The nation is watching to see what the Senate confirmation hearings will bring for Judge Brett Kavanaugh in light of 35-year-old allegations from a single witness.
What does President Donald Trump's voting base—American evangelicals—think of the matter? Especially as the midterm elections approach, Republicans and the Trump administration are anxious to confirm another SCOTUS justice.
Best-selling author Stephen E. Strang has vast experience understanding the evangelical community—what led them to vote for Donald Trump, what maintains their support of the president and where their priorities lie when it comes to the intersection of politics and faith in America.
Strang is following up his best-seller, God and Donald Trump, with his new book, Trump Aftershock, out on Election Day, Nov. 6. He says while Kavanaugh's accuser should be heard, he adds that the judge is a man of high moral character based on his Judeo-Christian/Catholic faith.

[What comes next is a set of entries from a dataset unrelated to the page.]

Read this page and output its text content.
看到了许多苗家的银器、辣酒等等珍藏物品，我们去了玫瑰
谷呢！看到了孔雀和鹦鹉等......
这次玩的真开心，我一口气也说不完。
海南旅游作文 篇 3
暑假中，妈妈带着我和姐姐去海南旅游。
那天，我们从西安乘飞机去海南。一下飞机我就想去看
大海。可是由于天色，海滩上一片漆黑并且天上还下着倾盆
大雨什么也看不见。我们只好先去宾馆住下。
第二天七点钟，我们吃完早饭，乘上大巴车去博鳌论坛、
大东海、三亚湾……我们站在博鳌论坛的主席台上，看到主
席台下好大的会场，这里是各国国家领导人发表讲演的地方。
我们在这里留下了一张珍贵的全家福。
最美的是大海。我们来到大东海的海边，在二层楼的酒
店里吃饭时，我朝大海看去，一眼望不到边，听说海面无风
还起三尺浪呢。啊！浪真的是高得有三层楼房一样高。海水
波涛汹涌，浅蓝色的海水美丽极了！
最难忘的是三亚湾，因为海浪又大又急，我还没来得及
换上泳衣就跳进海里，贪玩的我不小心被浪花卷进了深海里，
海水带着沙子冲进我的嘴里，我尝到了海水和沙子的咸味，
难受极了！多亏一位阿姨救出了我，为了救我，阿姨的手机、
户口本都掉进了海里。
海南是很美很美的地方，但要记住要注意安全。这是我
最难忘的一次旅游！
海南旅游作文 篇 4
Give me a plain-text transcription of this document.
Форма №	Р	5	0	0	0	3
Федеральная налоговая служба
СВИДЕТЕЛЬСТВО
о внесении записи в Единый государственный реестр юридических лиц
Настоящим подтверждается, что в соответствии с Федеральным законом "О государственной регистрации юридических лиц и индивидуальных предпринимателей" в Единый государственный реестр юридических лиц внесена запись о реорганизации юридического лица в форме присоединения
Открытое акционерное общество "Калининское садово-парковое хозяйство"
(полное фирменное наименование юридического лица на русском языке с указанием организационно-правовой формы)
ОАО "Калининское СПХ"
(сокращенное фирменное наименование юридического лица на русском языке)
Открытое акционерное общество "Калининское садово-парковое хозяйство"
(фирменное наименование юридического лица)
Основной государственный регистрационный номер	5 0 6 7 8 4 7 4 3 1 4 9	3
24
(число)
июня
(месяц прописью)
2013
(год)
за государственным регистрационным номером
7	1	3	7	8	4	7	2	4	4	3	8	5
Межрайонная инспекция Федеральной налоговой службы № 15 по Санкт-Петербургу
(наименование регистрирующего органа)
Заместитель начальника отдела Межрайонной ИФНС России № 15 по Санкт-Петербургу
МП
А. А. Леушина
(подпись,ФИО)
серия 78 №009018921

"Based upon known facts and his lifetime of service, I believe Brett Kavanaugh's claim of innocence," Strang said. "His integrity has stood the test of time in his career. No claims were ever made against him during other confirmation processes. Why now? Fake news accusing him of sexual assault will be dismissed by evangelicals because they are assured that truth will prevail and prove he is innocent, as at least 65 women have attested. Those who wish to destroy Christianity and its devout followers by timing their allegations at the height of this important hearing will not succeed."
Strang added that Americans should consider a justice's full body of work. This kind of behavior tends to follow patterns of repetition, of which there is no evidence in Kavanaugh's case—only a claim. The timing, Strang said, also raises suspicions of political motivation.
"Evangelicals believe—as does our legal system—in the presumption of innocence," Strang continued. "Evangelicals also elected Donald Trump, in part, because he promised to nominate justices to the SCOTUS bench who would uphold the Constitution and Judeo-Christian values. They knew this would have far-reaching and long-standing impact of 30 years or more. After the appointment of Neil Gorsuch, evangelicals trust President Trump to continue to choose solid jurists who will fulfill this important charge."
Strang added that Christians must look to the Bible for direction in situations like this. If there was sexual assault, three things must be true:
The accuser must immediately "cry out," or in modern terms, notify her family or law officials. Notification cannot and should not occur 30-plus years later.
There must be witnesses. All through the Bible, "witness" is used. A statement without witness is hearsay.
There must be evidence. What evidence exists more than 30 years later?
In Trump Aftershock, Strang explores the "president's seismic impact on culture and faith in America" and uncovers will uncover unreported facts while objectively helping readers understand what the nation's most unlikely and unconventional president has accomplished, including a featured section on these advancements called "500 Days of American Greatness."